There are some conceptual differences between CMAccelerometerData.acceleration and CMDeviceMotion.userAcceleration

  1. Raw accelerometer data is just the sum of all accelerations measured ie a combination of gravity and current acceleration of the device.
  2. Device motion data is the result of sensor fusion of all 3 sensors ie accelerometer, gyroscope and magnetometer. Thus bias and errors are eliminated (in theory) and the remaining acceleration data is separated into gravity and acceleration to be used conveniently.

So if you want to compare both you have to check CMAccelerometerData.acceleration against CMDeviceMotion.userAcceleration + CMDeviceMotion.gravity to compare like with like.

In general CMDeviceMotion is your first choice in most cases when you want precise values and hardware independency.

Another thing to consider is the CMAttitudeReferenceFrame you provide when starting Device Motion updates via startDeviceMotionUpdatesUsingReferenceFrame . I am not sure what is the default when using the basic version startDeviceMotionUpdates


You stated that you want to integrate the values to get velocity and position. There are several discussions about this and at the bottom line I can say it's impossible to get reasonable results. See:

If your app concept forces you to rely on precise results for more than half a second, try to change it.

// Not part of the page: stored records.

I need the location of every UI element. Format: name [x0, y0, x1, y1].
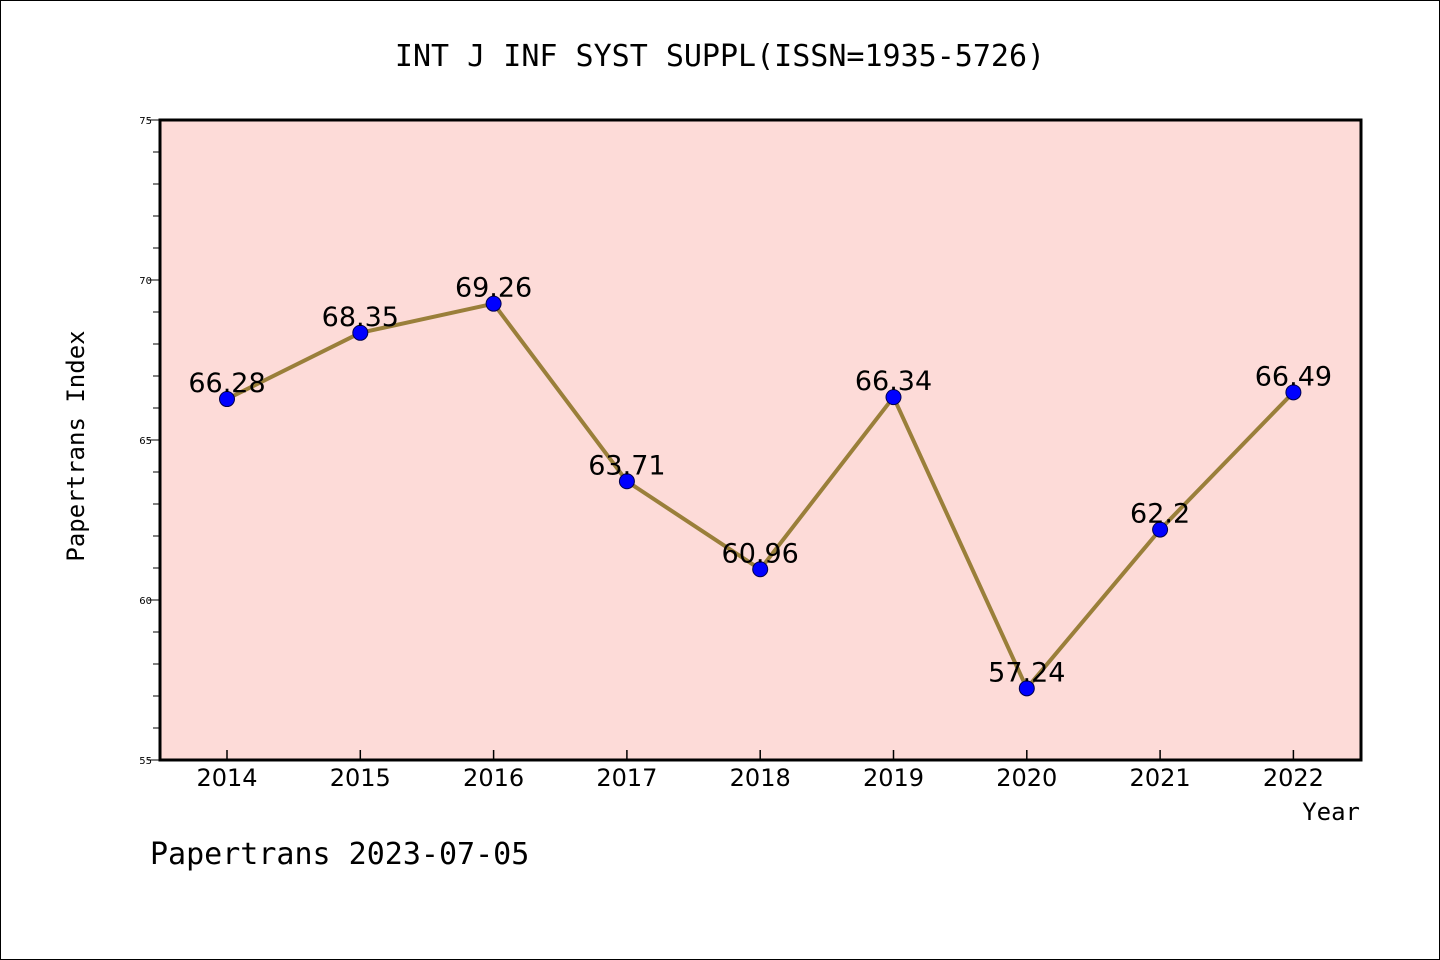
data-label: 60.96 — [722, 538, 799, 569]
x-tick-label: 2020 — [996, 764, 1057, 792]
x-tick-label: 2014 — [196, 764, 257, 792]
data-point — [485, 295, 502, 312]
data-point — [885, 389, 902, 406]
y-tick-label: 65 — [139, 436, 152, 447]
data-point — [219, 391, 235, 408]
y-axis-label: Papertrans Index — [62, 330, 90, 561]
x-tick-label: 2021 — [1130, 764, 1191, 792]
y-tick-label: 75 — [139, 116, 152, 127]
x-tick-labels: 2014 2015 2016 2017 2018 2019 2020 2021 2022 — [196, 764, 1323, 792]
data-label: 66.49 — [1255, 361, 1332, 392]
x-axis — [226, 750, 1295, 760]
footer-text: Papertrans 2023-07-05 — [150, 837, 529, 872]
data-label: 69.26 — [455, 273, 532, 304]
chart-title: INT J INF SYST SUPPL(ISSN=1935-5726) — [395, 39, 1045, 74]
y-tick-label: 70 — [139, 276, 152, 287]
data-label: 63.71 — [588, 450, 665, 481]
x-tick-label: 2016 — [463, 764, 524, 792]
x-tick-label: 2018 — [730, 764, 791, 792]
data-markers — [219, 295, 1302, 697]
data-point — [1285, 384, 1302, 401]
x-axis-label: Year — [1302, 798, 1360, 826]
data-label: 57.24 — [988, 657, 1065, 688]
data-point — [618, 473, 635, 490]
x-tick-label: 2019 — [863, 764, 924, 792]
data-labels: 66.28 68.35 69.26 63.71 60.96 66.34 57.24 62.2 6… — [188, 273, 1332, 689]
data-label: 66.34 — [855, 366, 932, 397]
y-tick-label: 60 — [139, 596, 152, 607]
y-axis — [148, 119, 160, 761]
x-tick-label: 2017 — [596, 764, 657, 792]
data-point — [1018, 680, 1035, 697]
data-point — [1152, 521, 1169, 538]
y-tick-labels: 55 60 65 70 75 — [139, 116, 152, 767]
data-label: 66.28 — [188, 368, 265, 399]
y-tick-label: 55 — [139, 756, 152, 767]
data-point — [352, 324, 369, 341]
data-label: 68.35 — [322, 302, 399, 333]
x-tick-label: 2022 — [1263, 764, 1324, 792]
plot-area — [158, 118, 1363, 762]
x-tick-label: 2015 — [330, 764, 391, 792]
data-label: 62.2 — [1130, 499, 1190, 530]
data-point — [752, 561, 769, 578]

It turns out the CMAcceleration is not obey the right hand rule, which x is point to left, y is point to the screen bottom, in that case, with a typical right hand system, z axis should point to the upper side,but its not. It makes me uncomfortable when dealing with motion sensors!

3 years after but still thinks this is an unresolved matter. I don't think it is "all fine" for CMAccelerometerData to read approx 1g in -Z axis, because according to their doc ( https://developer.apple.com/library/content/documentation/EventHandling/Conceptual/EventHandlingiPhoneOS/motion_event_basics/motion_event_basics.html ) +Z is from the screen outwards. When the phone is laying on a table, with screen facing up, it means it is experimenting the upward force of the table. See This google talk at 09:15. The same happens with x and y.

The gyro readings are behaving like described in the documentation, with x to the right, y to the top, and z from the screen outwards.

My conclusion is, you have to invert all accelerometer axes, and you will have the same right hand coordinate system like the gyro and like the documentation.

As a stack overflow newbie, I apparently don't have enough reputation to comment on some of the other posts... But I have reached the same conclusion as cduguet. Based on the advertised iPhone coordinate system ( https://developer.apple.com/documentation/coremotion/getting_processed_device_motion_data/understanding_reference_frames_and_device_attitude#2875084 ), the attitudinal data is consistent with the advertised coordinate axes. That is, a positive rotation of the phone (in a "right hand rule" sense) about any axis registers an appropriately positive gyro velocity increase. What makes sense and what I would expect.

However, when you impart an linear acceleration in the positive direction on any axis, the CMmanager records the data as a negative value. I've done this test dozens of times on all the axes and keep finding the same counterintuitive result.

I can change the sign of all the linear acceleration values to make the equations of motion consistent with the phone coordinate system, but I keep trying to understand why Apple would choose this sign convention. It just doesn't make sense to me.